Des bonnes mesures, mais insuffisantes compte tenu des objectifs et de l’urgence climatique

Et si personne ne critique ces mesures en elles-mêmes, qui toutes vont dans le bon sens, beaucoup de spécialistes du secteur regrettent leur absence d’envergure et d’ambition. Jean-Louis Bal, président du Syndicat des énergies renouvelables (SER), regrette notamment que le gouvernement n’ait pas eu le courage de proposer des mesures à même de « révolutionner le marché ».

Les professionnels de la filière solaire espéraient le lancement d’appels d’offres pour des fermes solaires de très grande envergures, qui marquerait une rupture avec la politique française centrée sur les petites et moyennes centrales – et semble indispensable pour atteindre les objectifs français en la matière.

La France doit atteindre entre 18 et 20 GW de puissance solaire installée en 2023, contre 8 GW aujourd’hui – soit environ 2 GW en moyenne par an, quand moins de 1 GW a été installé en 2017 et un maximum de 1,5 GW pour 2018.

On attend quoi ?

« Il sera difficile d’atteindre nos objectifs uniquement avec cela », jugeait un spécialiste de la filière après l’annonce du plan.
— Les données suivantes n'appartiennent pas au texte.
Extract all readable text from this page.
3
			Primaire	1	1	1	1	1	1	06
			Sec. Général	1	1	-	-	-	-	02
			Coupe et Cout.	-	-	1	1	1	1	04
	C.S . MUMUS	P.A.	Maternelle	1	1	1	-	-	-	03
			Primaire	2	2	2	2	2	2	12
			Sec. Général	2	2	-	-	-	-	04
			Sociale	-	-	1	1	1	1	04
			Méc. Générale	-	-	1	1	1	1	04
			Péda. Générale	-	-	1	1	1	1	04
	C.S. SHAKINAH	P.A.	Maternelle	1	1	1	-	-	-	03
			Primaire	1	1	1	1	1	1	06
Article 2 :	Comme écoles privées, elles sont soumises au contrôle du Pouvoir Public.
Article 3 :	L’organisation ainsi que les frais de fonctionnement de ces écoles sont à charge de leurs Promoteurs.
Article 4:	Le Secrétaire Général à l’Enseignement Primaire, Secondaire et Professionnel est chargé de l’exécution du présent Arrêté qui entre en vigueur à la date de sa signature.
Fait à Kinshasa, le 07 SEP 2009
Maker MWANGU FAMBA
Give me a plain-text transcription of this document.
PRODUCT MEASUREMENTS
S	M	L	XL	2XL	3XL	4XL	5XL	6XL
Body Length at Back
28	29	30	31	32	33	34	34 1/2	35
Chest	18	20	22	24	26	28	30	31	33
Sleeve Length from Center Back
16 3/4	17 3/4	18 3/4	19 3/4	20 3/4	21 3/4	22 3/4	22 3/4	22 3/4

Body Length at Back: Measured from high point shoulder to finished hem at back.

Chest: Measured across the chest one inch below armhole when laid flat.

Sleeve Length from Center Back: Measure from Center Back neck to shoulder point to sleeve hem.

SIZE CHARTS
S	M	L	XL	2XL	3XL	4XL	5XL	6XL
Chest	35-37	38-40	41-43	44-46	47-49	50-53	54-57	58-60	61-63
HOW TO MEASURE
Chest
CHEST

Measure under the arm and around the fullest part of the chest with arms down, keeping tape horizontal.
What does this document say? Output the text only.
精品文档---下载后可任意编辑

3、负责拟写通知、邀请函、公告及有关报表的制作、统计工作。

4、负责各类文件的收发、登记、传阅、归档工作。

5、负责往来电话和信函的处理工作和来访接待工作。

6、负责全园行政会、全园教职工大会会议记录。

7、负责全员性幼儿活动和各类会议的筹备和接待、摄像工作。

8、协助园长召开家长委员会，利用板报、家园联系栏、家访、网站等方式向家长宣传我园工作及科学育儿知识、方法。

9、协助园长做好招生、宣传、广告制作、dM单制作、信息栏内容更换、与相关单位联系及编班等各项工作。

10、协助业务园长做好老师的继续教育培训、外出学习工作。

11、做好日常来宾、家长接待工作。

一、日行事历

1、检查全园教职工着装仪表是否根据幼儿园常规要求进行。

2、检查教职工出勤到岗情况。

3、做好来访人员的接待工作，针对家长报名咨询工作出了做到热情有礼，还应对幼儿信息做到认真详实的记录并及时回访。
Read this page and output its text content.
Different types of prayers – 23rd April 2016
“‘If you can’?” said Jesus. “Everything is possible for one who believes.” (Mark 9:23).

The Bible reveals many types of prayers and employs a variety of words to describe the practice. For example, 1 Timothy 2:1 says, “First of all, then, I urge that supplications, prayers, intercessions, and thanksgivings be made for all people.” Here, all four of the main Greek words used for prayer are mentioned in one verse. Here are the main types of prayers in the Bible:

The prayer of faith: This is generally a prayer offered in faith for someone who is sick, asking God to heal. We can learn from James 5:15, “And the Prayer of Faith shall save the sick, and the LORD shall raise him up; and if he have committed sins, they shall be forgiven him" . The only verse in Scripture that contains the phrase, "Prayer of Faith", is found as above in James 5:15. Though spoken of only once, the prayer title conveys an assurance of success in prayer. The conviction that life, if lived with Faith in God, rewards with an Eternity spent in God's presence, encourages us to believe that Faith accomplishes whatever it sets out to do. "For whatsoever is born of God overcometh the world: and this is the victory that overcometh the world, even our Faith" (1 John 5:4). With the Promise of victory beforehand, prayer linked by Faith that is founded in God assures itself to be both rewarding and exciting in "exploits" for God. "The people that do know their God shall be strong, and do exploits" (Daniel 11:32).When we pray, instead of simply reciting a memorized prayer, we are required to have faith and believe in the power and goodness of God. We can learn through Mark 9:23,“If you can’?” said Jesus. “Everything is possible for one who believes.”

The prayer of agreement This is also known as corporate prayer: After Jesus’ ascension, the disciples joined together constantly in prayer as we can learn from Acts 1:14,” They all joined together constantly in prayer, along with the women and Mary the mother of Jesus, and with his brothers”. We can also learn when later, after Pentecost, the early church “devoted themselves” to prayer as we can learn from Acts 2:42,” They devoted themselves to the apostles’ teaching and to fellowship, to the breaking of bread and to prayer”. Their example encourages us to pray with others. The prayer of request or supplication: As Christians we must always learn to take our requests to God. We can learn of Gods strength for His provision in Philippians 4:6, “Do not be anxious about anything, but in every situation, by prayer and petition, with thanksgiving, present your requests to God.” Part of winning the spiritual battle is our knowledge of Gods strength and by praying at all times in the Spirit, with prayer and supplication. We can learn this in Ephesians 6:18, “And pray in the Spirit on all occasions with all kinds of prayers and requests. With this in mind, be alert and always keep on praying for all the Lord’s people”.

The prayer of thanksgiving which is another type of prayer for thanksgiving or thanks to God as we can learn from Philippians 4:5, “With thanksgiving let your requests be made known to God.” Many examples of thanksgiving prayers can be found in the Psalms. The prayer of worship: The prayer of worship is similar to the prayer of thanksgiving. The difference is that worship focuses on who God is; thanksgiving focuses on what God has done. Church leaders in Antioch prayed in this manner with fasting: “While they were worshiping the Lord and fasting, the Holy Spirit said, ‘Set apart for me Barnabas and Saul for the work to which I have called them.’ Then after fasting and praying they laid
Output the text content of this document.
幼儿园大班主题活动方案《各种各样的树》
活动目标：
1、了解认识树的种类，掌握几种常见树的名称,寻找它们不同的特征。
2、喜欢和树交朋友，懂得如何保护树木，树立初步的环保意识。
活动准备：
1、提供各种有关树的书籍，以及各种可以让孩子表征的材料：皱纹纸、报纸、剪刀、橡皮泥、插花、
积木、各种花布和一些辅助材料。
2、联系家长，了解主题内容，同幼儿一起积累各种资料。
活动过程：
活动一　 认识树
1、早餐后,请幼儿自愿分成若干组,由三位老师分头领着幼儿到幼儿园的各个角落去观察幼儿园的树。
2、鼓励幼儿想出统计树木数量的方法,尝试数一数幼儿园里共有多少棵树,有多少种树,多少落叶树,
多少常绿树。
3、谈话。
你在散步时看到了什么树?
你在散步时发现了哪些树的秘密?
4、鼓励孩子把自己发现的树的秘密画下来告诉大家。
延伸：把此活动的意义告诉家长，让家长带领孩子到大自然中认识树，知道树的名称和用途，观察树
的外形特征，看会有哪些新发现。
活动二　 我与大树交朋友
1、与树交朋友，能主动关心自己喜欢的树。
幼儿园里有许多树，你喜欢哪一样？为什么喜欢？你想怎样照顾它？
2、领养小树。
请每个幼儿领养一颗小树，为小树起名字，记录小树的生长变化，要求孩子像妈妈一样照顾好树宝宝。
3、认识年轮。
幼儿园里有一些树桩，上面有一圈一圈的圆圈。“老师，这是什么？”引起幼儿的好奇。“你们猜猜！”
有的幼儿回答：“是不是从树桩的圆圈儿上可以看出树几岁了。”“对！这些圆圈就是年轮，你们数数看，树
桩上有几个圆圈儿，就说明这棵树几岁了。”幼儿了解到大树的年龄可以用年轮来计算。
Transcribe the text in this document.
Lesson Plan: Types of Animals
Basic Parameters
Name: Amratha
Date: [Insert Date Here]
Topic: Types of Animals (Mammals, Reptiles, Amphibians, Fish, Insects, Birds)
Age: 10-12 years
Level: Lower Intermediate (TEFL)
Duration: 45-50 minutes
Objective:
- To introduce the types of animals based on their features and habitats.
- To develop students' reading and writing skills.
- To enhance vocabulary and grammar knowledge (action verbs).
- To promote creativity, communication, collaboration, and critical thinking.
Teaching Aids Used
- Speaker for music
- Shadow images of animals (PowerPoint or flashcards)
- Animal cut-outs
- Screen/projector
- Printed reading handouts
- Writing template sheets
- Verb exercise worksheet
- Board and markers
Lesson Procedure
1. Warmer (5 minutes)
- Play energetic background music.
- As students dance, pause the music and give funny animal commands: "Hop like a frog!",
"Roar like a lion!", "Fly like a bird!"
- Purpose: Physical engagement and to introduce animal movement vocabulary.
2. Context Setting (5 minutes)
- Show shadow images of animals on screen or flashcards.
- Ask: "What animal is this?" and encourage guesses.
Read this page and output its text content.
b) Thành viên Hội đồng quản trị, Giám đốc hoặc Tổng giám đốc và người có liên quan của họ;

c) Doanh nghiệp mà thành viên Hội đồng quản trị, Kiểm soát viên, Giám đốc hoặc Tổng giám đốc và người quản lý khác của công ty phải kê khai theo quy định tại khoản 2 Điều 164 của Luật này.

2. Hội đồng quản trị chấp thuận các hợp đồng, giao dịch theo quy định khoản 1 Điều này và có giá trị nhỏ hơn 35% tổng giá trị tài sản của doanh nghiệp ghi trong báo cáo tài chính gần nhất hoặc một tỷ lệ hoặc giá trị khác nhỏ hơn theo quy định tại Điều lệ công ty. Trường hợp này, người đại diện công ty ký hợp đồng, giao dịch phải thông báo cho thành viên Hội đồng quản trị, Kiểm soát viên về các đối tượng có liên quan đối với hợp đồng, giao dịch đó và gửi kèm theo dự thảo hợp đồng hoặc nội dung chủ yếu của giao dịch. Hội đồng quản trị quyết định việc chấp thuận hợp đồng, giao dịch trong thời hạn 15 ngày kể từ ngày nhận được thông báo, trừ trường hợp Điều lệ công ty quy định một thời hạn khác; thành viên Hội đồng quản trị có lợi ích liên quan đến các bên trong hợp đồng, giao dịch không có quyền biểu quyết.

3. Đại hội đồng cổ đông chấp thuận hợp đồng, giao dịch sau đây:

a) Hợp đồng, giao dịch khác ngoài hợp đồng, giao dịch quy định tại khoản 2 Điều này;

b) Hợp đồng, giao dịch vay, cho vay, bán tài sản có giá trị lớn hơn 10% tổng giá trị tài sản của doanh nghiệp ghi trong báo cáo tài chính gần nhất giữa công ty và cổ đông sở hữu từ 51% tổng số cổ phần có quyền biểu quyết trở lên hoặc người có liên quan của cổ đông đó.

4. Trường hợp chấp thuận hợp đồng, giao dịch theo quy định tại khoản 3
Il reste à espérer que la future PPE fixe des objectifs suffisamment élevés pour enfin « réveiller » les autorités françaises et lancer une vraie politique de grands travaux solaires dans le pays.

Le potentiel est là, les technologies sont matures et rentables, l’urgence climatique pousse à accélérer le mouvement. Alors, comme dirait l’autre, on attend quoi ?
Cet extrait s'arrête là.